I haven't seen or heard much of Mamet himself over the years. But based on what I've seen of his films and plays and a smattering of him in the media, I expected him to be less cordial and talkative than he was with Maron. On that podcast, he wasn't the intensely terse man of his fictional creations but an outspoken, almost garrulous man of strong opinions.
And one of his opinions is that a play or film is worth nothing if it doesn't "entertain" the audience. It can be filled with lofty ideas, but if it doesn't entertain the audience, it's just a bunch of pretentious crap.
He cited the example of poetry in the New Yorker that wannabe intellectuals praise. He says when he asks them to recite a line or two from some poem they say they liked, they can't.
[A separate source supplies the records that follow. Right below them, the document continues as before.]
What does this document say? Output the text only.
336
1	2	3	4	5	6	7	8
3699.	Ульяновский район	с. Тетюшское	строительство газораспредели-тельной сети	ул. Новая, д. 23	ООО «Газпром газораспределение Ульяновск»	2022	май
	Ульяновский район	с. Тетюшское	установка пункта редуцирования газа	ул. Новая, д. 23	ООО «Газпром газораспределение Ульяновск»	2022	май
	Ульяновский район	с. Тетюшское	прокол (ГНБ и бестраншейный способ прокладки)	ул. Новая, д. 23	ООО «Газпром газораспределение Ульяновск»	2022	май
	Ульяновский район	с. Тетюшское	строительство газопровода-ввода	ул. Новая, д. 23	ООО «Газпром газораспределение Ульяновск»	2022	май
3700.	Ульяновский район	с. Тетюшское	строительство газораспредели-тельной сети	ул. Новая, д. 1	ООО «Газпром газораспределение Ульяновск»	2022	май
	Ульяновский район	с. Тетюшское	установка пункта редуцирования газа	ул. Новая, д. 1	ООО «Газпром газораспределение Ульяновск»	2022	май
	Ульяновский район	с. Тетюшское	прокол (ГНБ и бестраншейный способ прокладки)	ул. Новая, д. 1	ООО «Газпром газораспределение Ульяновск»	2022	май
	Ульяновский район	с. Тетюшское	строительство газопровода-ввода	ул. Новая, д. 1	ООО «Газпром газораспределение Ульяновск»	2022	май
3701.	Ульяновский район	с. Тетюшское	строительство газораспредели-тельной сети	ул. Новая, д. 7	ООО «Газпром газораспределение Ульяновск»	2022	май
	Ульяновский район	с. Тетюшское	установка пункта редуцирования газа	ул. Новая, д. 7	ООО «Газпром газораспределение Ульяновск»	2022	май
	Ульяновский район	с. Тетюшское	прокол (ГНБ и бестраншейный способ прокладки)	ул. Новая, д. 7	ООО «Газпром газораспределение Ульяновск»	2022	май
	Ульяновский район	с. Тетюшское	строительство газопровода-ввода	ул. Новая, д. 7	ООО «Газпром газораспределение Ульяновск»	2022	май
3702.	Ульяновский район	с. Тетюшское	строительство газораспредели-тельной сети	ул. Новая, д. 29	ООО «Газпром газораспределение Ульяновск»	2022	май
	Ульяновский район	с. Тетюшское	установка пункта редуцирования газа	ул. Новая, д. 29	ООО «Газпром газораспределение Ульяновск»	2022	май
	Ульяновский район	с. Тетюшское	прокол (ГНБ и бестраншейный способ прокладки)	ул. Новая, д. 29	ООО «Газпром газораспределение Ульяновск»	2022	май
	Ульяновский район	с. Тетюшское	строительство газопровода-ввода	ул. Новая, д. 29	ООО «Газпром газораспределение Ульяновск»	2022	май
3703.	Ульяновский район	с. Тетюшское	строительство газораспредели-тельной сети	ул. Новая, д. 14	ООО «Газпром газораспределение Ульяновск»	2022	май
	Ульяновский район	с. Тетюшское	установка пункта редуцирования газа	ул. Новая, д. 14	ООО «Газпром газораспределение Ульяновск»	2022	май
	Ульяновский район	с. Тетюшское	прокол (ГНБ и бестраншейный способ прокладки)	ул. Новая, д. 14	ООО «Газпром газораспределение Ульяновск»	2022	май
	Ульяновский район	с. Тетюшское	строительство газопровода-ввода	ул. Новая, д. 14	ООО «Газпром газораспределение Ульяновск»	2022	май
He takes this to mean they want to like it because they think they're supposed to, and they pretend to like it because they believe it will make them appear or actually become smarter and more cultured than they are. But they don't really like it because it isn't any good and doesn't entertain the reader enough to like and remember it well enough to recite it the way, say, a great Shakespeare sonnet does.
As I listened to this, I thought of the kinds of books, articles, and blogposts I want to write and podcasts I want to produce about subjects such as free will, Christian counter-apologetics, integral Buddhist stoicism, integral health, and so forth, and I wonder how entertaining I can make any of it. And if I can't make it entertaining, who's going to read or listen to it? And why would they? To foolishly put on airs of effete intellectualism and learnedness? I lack the academic bonafides to lure paying customers to my work even for that empty purpose.
Yet, I feel compelled to produce written works and podcasts that offer the best I can concerning the subjects and issues that fascinate me come what may. And so I shall.